Lever à 2h30, la nuit a été courte. Il y a déjà de l'agitation dans le refuge et avant de partir, on se dirige vers la grande salle commune pour y prendre le petit déjeuner et faire remplir sa gourde de thé chaud. Je range une bonne partie du contenu de mon sac dans un casier du dortoir et nous prenons pied sur le glacier juste derrière le refuge. Encordement et départ sur l'arrête de l'Aiguille. On aperçoit dans la montée vers le Dôme la guirlande des lampes de nos prédécesseurs qui s'échelonnent dans la pente. La montée est dure, les pieds douloureux m'arrachent de vilaines grimaces.
3 heures pour atteindre le Dôme au moment où les premières lueurs de l'aube apparaissent à l'EST. Le Dôme du Goûter est une très vaste étendue blanche, sans autre repère que la trace laissée par les passages des alpinistes. Aujourd'hui, le temps est clair mais gare à l'imprudent qui s'y trouverait par temps de neige ou de brouillard sans carte ni boussole pour s'orienter.
On s'accorde quelques minutes d'arrêt, puis on passe le col du Dôme et on reprend la montée jusqu'au refuge Valot situé sur un éperon rocheux. Une pause, thé déjà tiédi et barres de céréales au menu. La température est très froide, de l'ordre de -10 à -15°C, mais le vent est heureusement quasiment nul.
Nous sommes maintenant à 4.362 m d'altitude. Nous reprenons notre progression vers les Bosses, Grande (4.486 m) et Petite (4.513 m).
Les grimpeurs se succèdent sur les arrêtes. Plus haut, au lieu-dit "La Tournette", la voie oblique vers l'est en une assez large trace (une cinquantaine de centimètres !) sur une arrête qui monte tout droit vers, pense-t-on, le sommet.
Erreur, ce que l'on croit être le sommet n'est en fait qu'un changement dans la pente qui le masque, il est encore plus loin ; mais passé ce point, la pente s'adoucit et il est cette fois vraiment proche.
Il est 9h30. Le sommet est assez vaste ; le temps est calme et superbe, le ciel d'un bleu profond pratiquement sans nuage ni vent, une situation exceptionnelle.
Boire, manger et surtout, surtout, profiter pleinement du spectacle que nous procure le fait d'être sur le plus haut sommet d'Europe (à l'exception de l'Elbrouz situé dans le Caucase et qui atteint 5.416 mètre d'altitude) ; la vue est unique de ce point qui domine tout.

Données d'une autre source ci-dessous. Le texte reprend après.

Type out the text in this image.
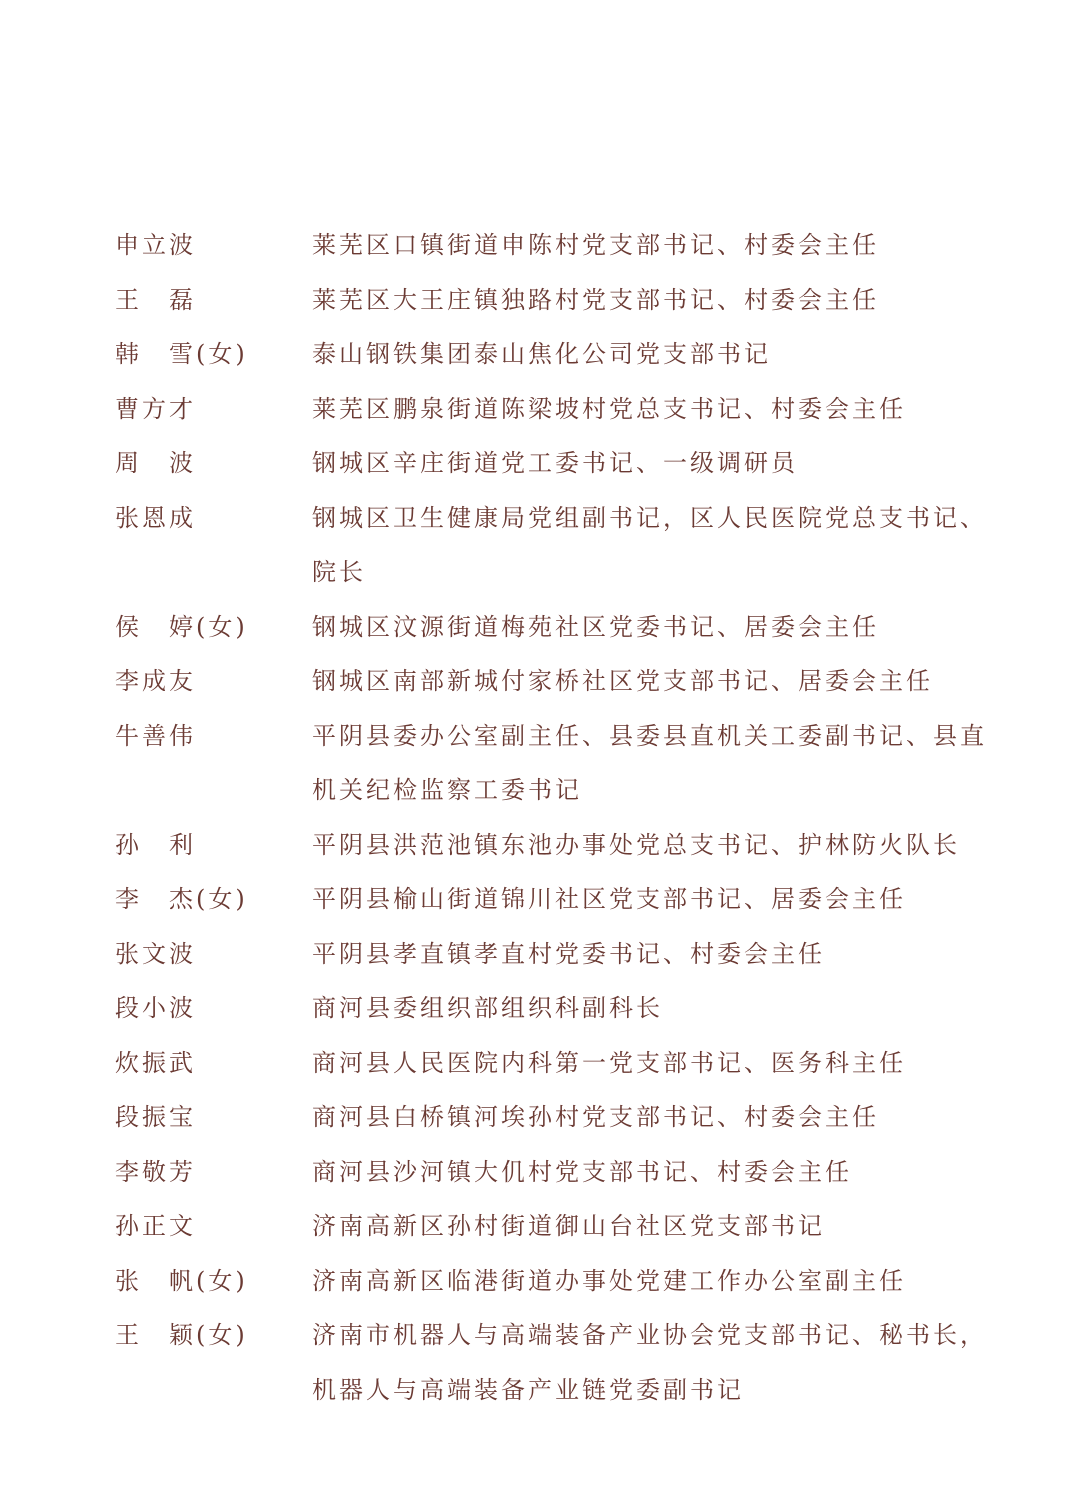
申立波	莱芜区口镇街道申陈村党支部书记、村委会主任
王　磊	莱芜区大王庄镇独路村党支部书记、村委会主任
韩　雪(女)	泰山钢铁集团泰山焦化公司党支部书记
曹方才	莱芜区鹏泉街道陈梁坡村党总支书记、村委会主任
周　波	钢城区辛庄街道党工委书记、一级调研员
张恩成	钢城区卫生健康局党组副书记，区人民医院党总支书记、院长
侯　婷(女)	钢城区汶源街道梅苑社区党委书记、居委会主任
李成友	钢城区南部新城付家桥社区党支部书记、居委会主任
牛善伟	平阴县委办公室副主任、县委县直机关工委副书记、县直机关纪检监察工委书记
孙　利	平阴县洪范池镇东池办事处党总支书记、护林防火队长
李　杰(女)	平阴县榆山街道锦川社区党支部书记、居委会主任
张文波	平阴县孝直镇孝直村党委书记、村委会主任
段小波	商河县委组织部组织科副科长
炊振武	商河县人民医院内科第一党支部书记、医务科主任
段振宝	商河县白桥镇河埃孙村党支部书记、村委会主任
李敬芳	商河县沙河镇大仉村党支部书记、村委会主任
孙正文	济南高新区孙村街道御山台社区党支部书记
张　帆(女)	济南高新区临港街道办事处党建工作办公室副主任
王　颖(女)	济南市机器人与高端装备产业协会党支部书记、秘书长，机器人与高端装备产业链党委副书记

L'Aiguille du Midi qui nous paraît si haute quand on la regarde de la vallée nous semble toute petite, 1000 m plus bas.
Je suis heureux d'avoir enfin pu fouler le sommet de cette montagne mytique. Mais cette réussite, je la doit beaucoup à la gentillesse de Denis qui a pris sur lui de m'aider dans les portions les plus rudes que j'aurais eu du mal, vu l'état de mes pieds, à franchir sans aide. Je lui en suis très reconnaissant.
Avec Christian et Stéphane, nous logerons encore au refuge de Tête Rousse ; nous redescendrons demain jusqu'au Nid d'Aigle où nous reprendrons le TMB, Christian et Stéphane jusque St Gervais et moi jusque Belleville.
Au moment de reprendre le téléphérique des Houches, j'ai confirmation que les prévisions météo pour cette journée étaient exactes : un alpiniste me le confirme, il n'a pas pu monter ce matin.
Au retour, 3 semaines seront nécessaires pour guérir mes blessures. Mais de ces 3 jours passés en montagne, il reste finalement d'excellents souvenirs et une immense satisfaction.